The Northern Ireland Protocol is lawful and must take precedence over a centuries-old legislative clause on trade with Britain, the Court of Appeal in Belfast ruled on Monday

Senior judges dismissed a pan-unionist and Brexiteers challenge to the post-Brexit trading arrangement after finding that it subjugates part of the Act of Union 1800, based on the sovereign will of the British Parliament.

Northern Ireland's constitutional status within the U.K. remains unchanged, the three judges held.

The decision is a huge blow to aspirations by unionists, particularly within the Democratic Unionist Party (DUP), for the Protocol to be abolished.

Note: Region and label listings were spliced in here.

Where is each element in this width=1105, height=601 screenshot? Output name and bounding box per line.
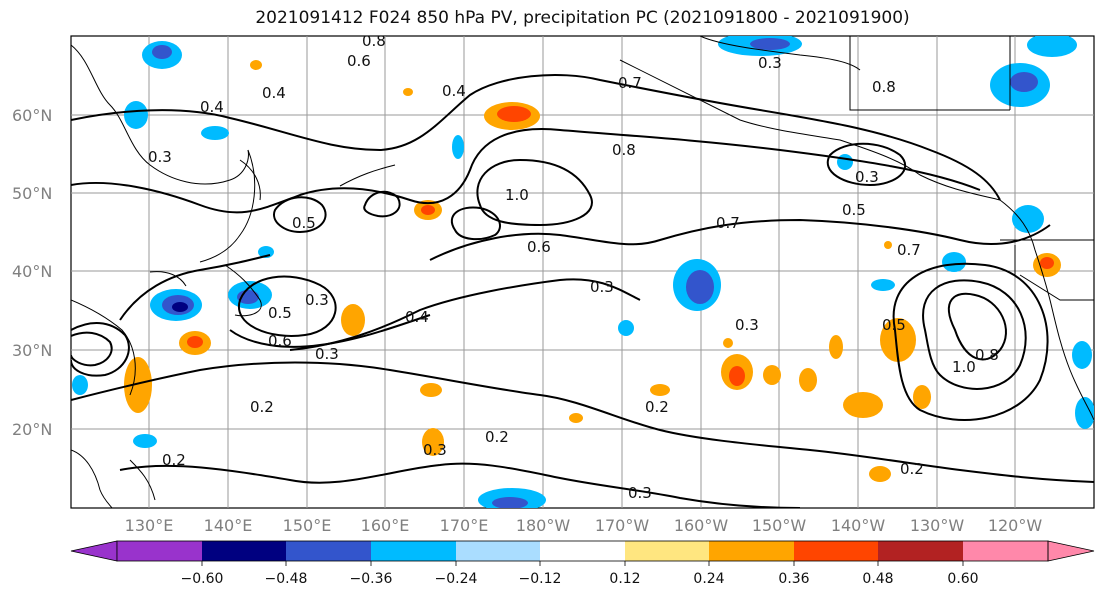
contour-label: 0.8	[362, 32, 386, 50]
contour-label: 0.4	[262, 84, 286, 102]
colorbar-tick-label: −0.12	[519, 571, 562, 587]
lon-tick-label: 180°W	[516, 516, 571, 535]
colorbar: −0.60 −0.48 −0.36 −0.24 −0.12 0.12 0.24 …	[70, 540, 1095, 587]
contour-label: 0.4	[200, 98, 224, 116]
contour-label: 0.3	[305, 291, 329, 309]
contour-label: 0.3	[423, 441, 447, 459]
lon-tick-label: 120°W	[988, 516, 1043, 535]
contour-label: 0.7	[618, 74, 642, 92]
contour-label: 1.0	[505, 186, 529, 204]
lon-tick-label: 160°E	[361, 516, 410, 535]
lon-tick-label: 170°E	[440, 516, 489, 535]
lon-tick-label: 140°E	[204, 516, 253, 535]
map-title: 2021091412 F024 850 hPa PV, precipitatio…	[255, 8, 910, 28]
colorbar-segment	[878, 541, 963, 561]
contour-label: 0.5	[842, 201, 866, 219]
contour-label: 0.7	[897, 241, 921, 259]
contour-label: 0.6	[268, 332, 292, 350]
contour-label: 0.3	[855, 168, 879, 186]
contour-label: 0.4	[405, 308, 429, 326]
contour-label: 0.6	[527, 238, 551, 256]
lat-tick-label: 20°N	[12, 420, 52, 439]
lat-tick-label: 60°N	[12, 106, 52, 125]
contour-label: 0.7	[716, 214, 740, 232]
colorbar-segment	[117, 541, 202, 561]
colorbar-segment	[456, 541, 540, 561]
contour-label: 0.5	[292, 214, 316, 232]
colorbar-segment	[540, 541, 625, 561]
longitude-axis: 130°E 140°E 150°E 160°E 170°E 180°W 170°…	[125, 516, 1043, 535]
colorbar-tick-label: 0.48	[862, 571, 893, 587]
contour-label: 0.3	[758, 54, 782, 72]
colorbar-segment	[963, 541, 1048, 561]
map-panel: 0.4 0.4 0.6 0.8 0.4 0.3 0.7 0.3 0.8 0.8 …	[70, 32, 1095, 509]
pv-contours	[71, 74, 1094, 508]
colorbar-tick-label: −0.48	[265, 571, 308, 587]
contour-label: 0.8	[975, 346, 999, 364]
contour-label: 0.8	[872, 78, 896, 96]
colorbar-segment	[202, 541, 286, 561]
colorbar-segment	[709, 541, 794, 561]
colorbar-tick-label: 0.24	[693, 571, 724, 587]
contour-label: 0.3	[148, 148, 172, 166]
contour-label: 0.6	[347, 52, 371, 70]
lat-tick-label: 30°N	[12, 341, 52, 360]
colorbar-tick-label: −0.24	[435, 571, 478, 587]
colorbar-tick-label: 0.12	[609, 571, 640, 587]
contour-label: 0.5	[268, 304, 292, 322]
contour-label: 0.3	[590, 278, 614, 296]
colorbar-extend-low	[70, 540, 118, 562]
lat-tick-label: 50°N	[12, 184, 52, 203]
contour-label: 0.2	[162, 451, 186, 469]
precip-positive-areas	[124, 60, 1061, 482]
colorbar-extend-high	[1047, 540, 1095, 562]
colorbar-tick-label: 0.60	[947, 571, 978, 587]
lon-tick-label: 160°W	[674, 516, 729, 535]
colorbar-tick-label: −0.60	[181, 571, 224, 587]
contour-label: 0.3	[315, 345, 339, 363]
lon-tick-label: 150°W	[752, 516, 807, 535]
precip-negative-areas	[72, 36, 1094, 508]
contour-label: 0.5	[882, 316, 906, 334]
colorbar-tick-label: −0.36	[350, 571, 393, 587]
contour-label: 0.2	[900, 460, 924, 478]
contour-labels: 0.4 0.4 0.6 0.8 0.4 0.3 0.7 0.3 0.8 0.8 …	[148, 32, 999, 502]
colorbar-segment	[794, 541, 878, 561]
colorbar-segment	[371, 541, 456, 561]
colorbar-segment	[286, 541, 371, 561]
latitude-axis: 60°N 50°N 40°N 30°N 20°N	[12, 106, 52, 439]
contour-label: 0.2	[250, 398, 274, 416]
lon-tick-label: 130°W	[910, 516, 965, 535]
contour-label: 0.3	[735, 316, 759, 334]
contour-label: 0.8	[612, 141, 636, 159]
colorbar-tick-label: 0.36	[778, 571, 809, 587]
lon-tick-label: 130°E	[125, 516, 174, 535]
lat-tick-label: 40°N	[12, 262, 52, 281]
lon-tick-label: 140°W	[831, 516, 886, 535]
contour-label: 1.0	[952, 358, 976, 376]
contour-label: 0.3	[628, 484, 652, 502]
contour-label: 0.2	[485, 428, 509, 446]
lon-tick-label: 150°E	[283, 516, 332, 535]
contour-label: 0.4	[442, 82, 466, 100]
contour-label: 0.2	[645, 398, 669, 416]
lon-tick-label: 170°W	[595, 516, 650, 535]
colorbar-segment	[625, 541, 709, 561]
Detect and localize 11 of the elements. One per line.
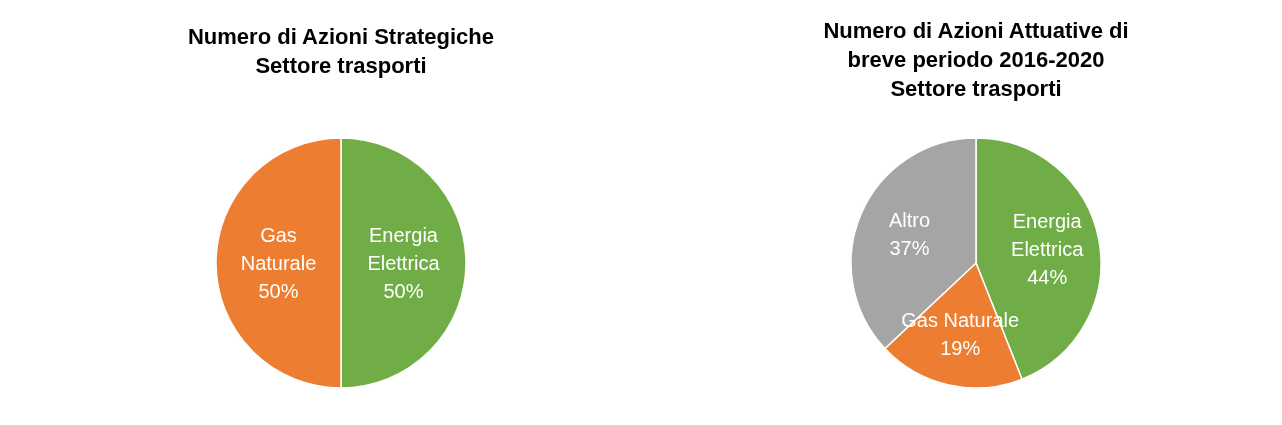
data-label: 37%	[889, 237, 930, 260]
slice-label: Altro	[888, 209, 931, 232]
chart-title: Numero di Azioni Attuative di breve periodo 2016-2020 Settore trasporti	[823, 18, 1129, 101]
slice-label: Energia Elettrica	[1011, 210, 1085, 261]
data-label: 50%	[258, 280, 299, 302]
slice-label: Energia Elettrica	[367, 224, 441, 274]
data-label: 50%	[383, 280, 424, 302]
data-label: 19%	[940, 336, 981, 359]
slice-label: Gas Naturale	[240, 224, 317, 274]
data-label: 44%	[1027, 266, 1068, 289]
chart-title: Numero di Azioni Strategiche Settore trasporti	[187, 24, 495, 78]
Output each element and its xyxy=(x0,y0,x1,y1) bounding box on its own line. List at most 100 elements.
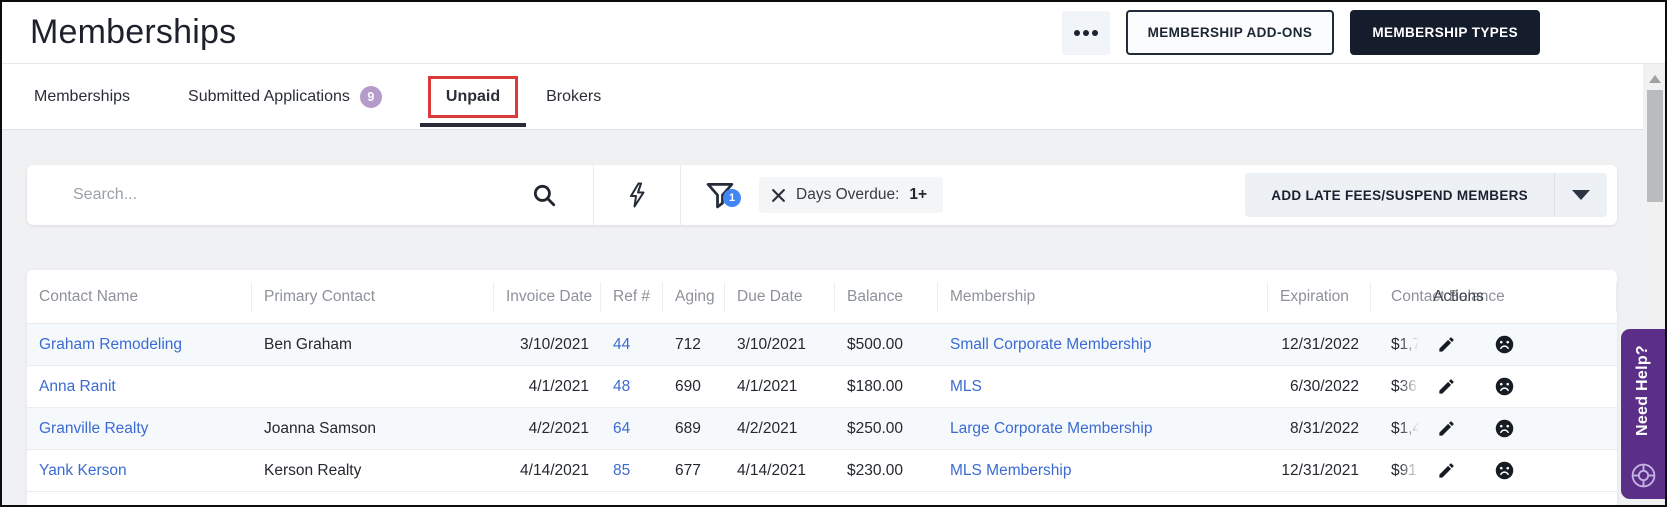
edit-icon[interactable] xyxy=(1437,335,1456,354)
filter-chip-label: Days Overdue: xyxy=(796,186,900,203)
edit-icon[interactable] xyxy=(1437,461,1456,480)
due-date-cell: 4/14/2021 xyxy=(737,461,806,479)
partial-row xyxy=(27,492,1617,505)
expiration-cell: 12/31/2022 xyxy=(1281,335,1359,353)
primary-contact-cell: Kerson Realty xyxy=(264,461,362,479)
contact-name-link[interactable]: Yank Kerson xyxy=(39,461,127,479)
contact-name-link[interactable]: Granville Realty xyxy=(39,419,149,437)
invoice-date-cell: 4/14/2021 xyxy=(520,461,589,479)
search-input[interactable] xyxy=(27,186,507,204)
tab-brokers[interactable]: Brokers xyxy=(546,88,601,106)
scroll-up-arrow-icon[interactable] xyxy=(1649,75,1661,83)
need-help-label: Need Help? xyxy=(1634,345,1651,437)
membership-link[interactable]: MLS Membership xyxy=(950,461,1072,479)
column-header-invoice-date[interactable]: Invoice Date xyxy=(494,281,601,312)
suspend-member-icon[interactable] xyxy=(1494,460,1515,481)
chevron-down-icon xyxy=(1572,190,1590,200)
page-title: Memberships xyxy=(30,13,237,51)
balance-cell: $500.00 xyxy=(847,335,904,353)
column-header-contact-name[interactable]: Contact Name xyxy=(27,281,252,312)
column-header-ref[interactable]: Ref # xyxy=(601,281,663,312)
more-options-button[interactable] xyxy=(1061,10,1110,55)
aging-cell: 712 xyxy=(675,335,701,353)
primary-contact-cell: Ben Graham xyxy=(264,335,352,353)
filter-count-badge: 1 xyxy=(723,189,741,207)
divider xyxy=(1554,173,1555,217)
edit-icon[interactable] xyxy=(1437,419,1456,438)
membership-types-button[interactable]: MEMBERSHIP TYPES xyxy=(1350,10,1540,55)
membership-link[interactable]: MLS xyxy=(950,377,982,395)
invoice-date-cell: 4/1/2021 xyxy=(528,377,589,395)
column-header-membership[interactable]: Membership xyxy=(938,281,1268,312)
suspend-member-icon[interactable] xyxy=(1494,418,1515,439)
ref-number-link[interactable]: 44 xyxy=(613,335,631,353)
submitted-count-badge: 9 xyxy=(359,85,382,108)
scrollbar-thumb[interactable] xyxy=(1647,90,1663,202)
column-header-primary-contact[interactable]: Primary Contact xyxy=(252,281,494,312)
aging-cell: 690 xyxy=(675,377,701,395)
expiration-cell: 6/30/2022 xyxy=(1290,377,1359,395)
column-header-actions: Actions xyxy=(1433,288,1484,305)
filter-icon[interactable]: 1 xyxy=(681,181,759,209)
table-header: Contact Name Primary Contact Invoice Dat… xyxy=(27,270,1617,324)
table-row: Yank Kerson Kerson Realty 4/14/2021 85 6… xyxy=(27,450,1617,492)
aging-cell: 689 xyxy=(675,419,701,437)
tab-memberships-label: Memberships xyxy=(34,87,131,105)
header-actions: MEMBERSHIP ADD-ONS MEMBERSHIP TYPES xyxy=(1061,10,1540,55)
row-actions xyxy=(1399,366,1529,407)
bulk-action-dropdown[interactable] xyxy=(1555,173,1607,217)
expiration-cell: 12/31/2021 xyxy=(1281,461,1359,479)
balance-cell: $230.00 xyxy=(847,461,904,479)
ref-number-link[interactable]: 48 xyxy=(613,377,631,395)
aging-cell: 677 xyxy=(675,461,701,479)
due-date-cell: 4/1/2021 xyxy=(737,377,798,395)
ref-number-link[interactable]: 64 xyxy=(613,419,631,437)
divider xyxy=(593,165,594,225)
balance-cell: $180.00 xyxy=(847,377,904,395)
row-actions xyxy=(1399,324,1529,365)
column-header-due-date[interactable]: Due Date xyxy=(725,281,835,312)
invoice-date-cell: 3/10/2021 xyxy=(520,335,589,353)
search-icon[interactable] xyxy=(531,182,557,208)
table-body: Graham Remodeling Ben Graham 3/10/2021 4… xyxy=(27,324,1617,492)
lifebuoy-icon xyxy=(1631,463,1655,488)
page-header: Memberships MEMBERSHIP ADD-ONS MEMBERSHI… xyxy=(2,2,1665,64)
column-header-expiration[interactable]: Expiration xyxy=(1268,281,1371,312)
filter-chip-days-overdue[interactable]: Days Overdue: 1+ xyxy=(759,177,944,213)
suspend-member-icon[interactable] xyxy=(1494,334,1515,355)
membership-addons-button[interactable]: MEMBERSHIP ADD-ONS xyxy=(1125,10,1335,55)
tab-brokers-label: Brokers xyxy=(546,87,602,105)
column-header-balance[interactable]: Balance xyxy=(835,281,938,312)
remove-filter-icon xyxy=(772,188,785,202)
contact-name-link[interactable]: Anna Ranit xyxy=(39,377,116,395)
table-row: Granville Realty Joanna Samson 4/2/2021 … xyxy=(27,408,1617,450)
column-header-aging[interactable]: Aging xyxy=(663,281,725,312)
due-date-cell: 3/10/2021 xyxy=(737,335,806,353)
expiration-cell: 8/31/2022 xyxy=(1290,419,1359,437)
toolbar: 1 Days Overdue: 1+ ADD LATE FEES/SUSPEND… xyxy=(27,165,1617,225)
membership-link[interactable]: Large Corporate Membership xyxy=(950,419,1153,437)
column-header-contact-balance[interactable]: Contact Balance xyxy=(1371,281,1617,312)
tab-submitted-label: Submitted Applications xyxy=(188,87,350,105)
contact-name-link[interactable]: Graham Remodeling xyxy=(39,335,183,353)
divider xyxy=(680,165,681,225)
membership-link[interactable]: Small Corporate Membership xyxy=(950,335,1152,353)
invoice-date-cell: 4/2/2021 xyxy=(528,419,589,437)
primary-contact-cell: Joanna Samson xyxy=(264,419,377,437)
tab-submitted-applications[interactable]: Submitted Applications 9 xyxy=(188,85,382,108)
edit-icon[interactable] xyxy=(1437,377,1456,396)
filter-chip-value: 1+ xyxy=(909,186,928,203)
tab-unpaid-label: Unpaid xyxy=(445,87,501,105)
row-actions xyxy=(1399,450,1529,491)
table-row: Graham Remodeling Ben Graham 3/10/2021 4… xyxy=(27,324,1617,366)
need-help-tab[interactable]: Need Help? xyxy=(1621,329,1665,499)
row-actions xyxy=(1399,408,1529,449)
suspend-member-icon[interactable] xyxy=(1494,376,1515,397)
add-late-fees-button[interactable]: ADD LATE FEES/SUSPEND MEMBERS xyxy=(1245,173,1554,217)
ref-number-link[interactable]: 85 xyxy=(613,461,631,479)
quick-actions-icon[interactable] xyxy=(594,181,680,209)
bulk-action-group: ADD LATE FEES/SUSPEND MEMBERS xyxy=(1245,173,1607,217)
tab-memberships[interactable]: Memberships xyxy=(34,88,130,106)
tab-unpaid[interactable]: Unpaid xyxy=(419,75,527,127)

The fact that the legal challenge was dismissed on all five grounds reinforces the sense that unionism stands alone, beset by enemies, apparently, on all sides. Most hurtful of all, according to The Irish Times, is that unionism has been betrayed by its supposed defender, the U.K. government.

The case will now likely go to the Supreme Court in London, but the reality remains that one of the consequences of Brexit has been the alienation of a section of society in Northern Ireland. How to reconcile them will be a challenge for all.

In summary of Monday’s decision, Lord Chief Justice Dame Siobhan Keegan stated, “This case is very far from one where a court would even begin to contemplate whether it could intervene as the appellants suggest.”

Implemented at the start of 2021 to prevent a hard Irish border, the Protocol means Northern Ireland remains in the EU single market for goods.

The new Brexit trade checks on produce entering the province from Britain have created a de facto customs border in the Irish Sea.

Amid widespread unionist and Brexiteer opposition to the accord, a coalition including Traditional Unionist Voice leader Jim Allister, Baroness Kate Hoey, and former Brexit Party MEP Ben Habib mounted a legal bid to have it declared unlawful.

After the appeal court hearing, a furious Hoey tweeted the decision of the judges meant an end to the Good Friday Agreement.

Hoey, a former Labour MP and minister who became a Tory and DUP supporter in 2019, tweeted, “Well that’s the end of the Belfast/GFA. Pro Union people can no longer rely on it for protection of their rights as British citizens. All cross border agreements must end and no Executive/Assembly until Protocol is ditched.”

Currently, the Northern Ireland government is in turmoil after the February resignation of First Minister Paul Givan of the DUP over Brexit checks in the Irish Sea. Givan's resignation automatically triggered the resignation of Deputy First Minister Michelle O'Neill under terms set out by the Good Friday Agreement. 

Monday’s ruling came as Britain’s Foreign Secretary Liz Truss reportedly set out plans to put a dispute between the U.K. and the EU over the Protocol on hold because of the Ukraine crisis and more urgent efforts between the EU and London to push for peace.

According to The Sunday Telegraph, Truss has written to Prime Minister Boris Johnson suggesting the plan to trigger Article 16 over the Protocol should be parked.  Article 16 sets out the process for action if the Brexit deal leads to serious problems in Northern Ireland.

Truss proposed an interim deal involving a “green lane” for goods traded between Great Britain and Northern Ireland only.

*This column first appeared in the March 16 edition of the weekly Irish Voice newspaper, sister publication to IrishCentral.